Será que carmin e crimson vêm de quermes?
Olá Joana:
O que dá a cor vermelha ao quermes é o ácido quermésico, uma antraquinona. Crimson vem do espanhol antigo cremesin (de quermes) que por sua vez deriva do latim medieval cremesinus para kermesinus ou carmesinus. Penso que vermelho tenha também origem neste corante que vem de um verme...
Do Novo Mundo veio outro pulgão, cochinilha ou cochonilha-do-carmim, (Dactylopius coccus, antigamente conhecido por Coccus cacti) que produzia um corante, carmine, que substituiu o quermes, do qual o ácido carmínico, outra antraquinona, é o principal componente.

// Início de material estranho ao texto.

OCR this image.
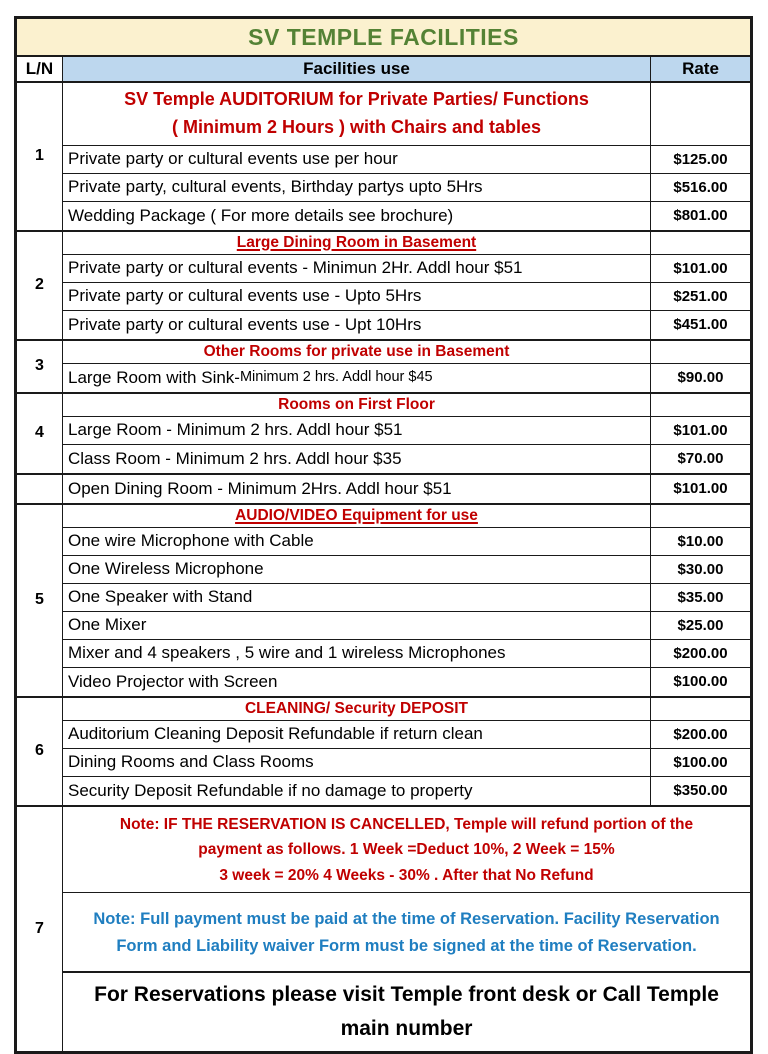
SV TEMPLE FACILITIES
L/N	Facilities use	Rate
1
SV Temple AUDITORIUM for Private Parties/ Functions
( Minimum 2 Hours ) with Chairs and tables
Private party or cultural events use per hour	$125.00
Private party, cultural events, Birthday partys upto 5Hrs	$516.00
Wedding Package ( For more details see brochure)	$801.00
2
Large Dining Room in Basement
Private party or cultural events - Minimun 2Hr. Addl hour $51	$101.00
Private party or cultural events use - Upto 5Hrs	$251.00
Private party or cultural events use - Upt 10Hrs	$451.00
3
Other Rooms for private use in Basement
Large Room with Sink- Minimum 2 hrs. Addl hour $45	$90.00
4
Rooms on First Floor
Large Room - Minimum 2 hrs. Addl hour $51	$101.00
Class Room - Minimum 2 hrs. Addl hour $35	$70.00
Open Dining Room - Minimum 2Hrs. Addl hour $51	$101.00
5
AUDIO/VIDEO Equipment for use
One wire Microphone with Cable	$10.00
One Wireless Microphone	$30.00
One Speaker with Stand	$35.00
One Mixer	$25.00
Mixer and 4 speakers , 5 wire and 1 wireless Microphones	$200.00
Video Projector with Screen	$100.00
6
CLEANING/ Security DEPOSIT
Auditorium Cleaning Deposit Refundable if return clean	$200.00
Dining Rooms and Class Rooms	$100.00
Security Deposit Refundable if no damage to property	$350.00
7
Note: IF THE RESERVATION IS CANCELLED, Temple will refund portion of the
payment as follows. 1 Week =Deduct 10%, 2 Week = 15%
3 week = 20% 4 Weeks - 30% . After that No Refund
Note: Full payment must be paid at the time of Reservation. Facility Reservation Form and Liability waiver Form must be signed at the time of Reservation.
For Reservations please visit Temple front desk or Call Temple main number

Embora os vermelhos de síntese tenham substituido estes corantes naturais na indústria têxtil, o carmim da cochonilha ainda é usado na indústria cosmética e alimentar (por exemplo é o vermelho dos smarties).
É preciso entender que este blogue está numa cruzada anti-religiosa, atacando a sagrada Bíblia e a fé num Criador de tudo para atacar, de uma penada, todas as religiões que se baseiam nesse livro.
Em quase todos os posts impõem o seu dogma materialista, a apresentação da natureza como criadora de tudo, insultando todos aqueles que vivem em Cristo e vivem segundo os mandamentos deixados à humanidade no livro que Deus escreveu e chamamos Bíblia.
Só assim se pode entender que em todos os artigos apresentem como verdade absoluta idades de milhares ou milhões de anos para muitas coisas.
São especulações materialistas e ateístas dizer que as pinturas rupestres têm 40 000 anos e que os tecidos têm 8 000 anos, inventadas e coladas com cuspo só para contrariar os ensinamentos divinos. A ciencia baseada em entendimentos bíblicos não anda a especular sobre possíveis factos históricos, só quando se faz ciência tendo em mente a pessoa de Jesus Cristo, estamos a caminhar para a verdade.
Esta historia dos corantes é excelente.Bem escrita, objetiva, clara. O mundo está ficando melhor porque as pessoas querem ensinar, com clareza, o que sabem. Pena que muitas religiões ainda obscureçam algumas mentes. Arte e ciência devem operar no sentido de melhorar a condição humana,tão precária às vezes.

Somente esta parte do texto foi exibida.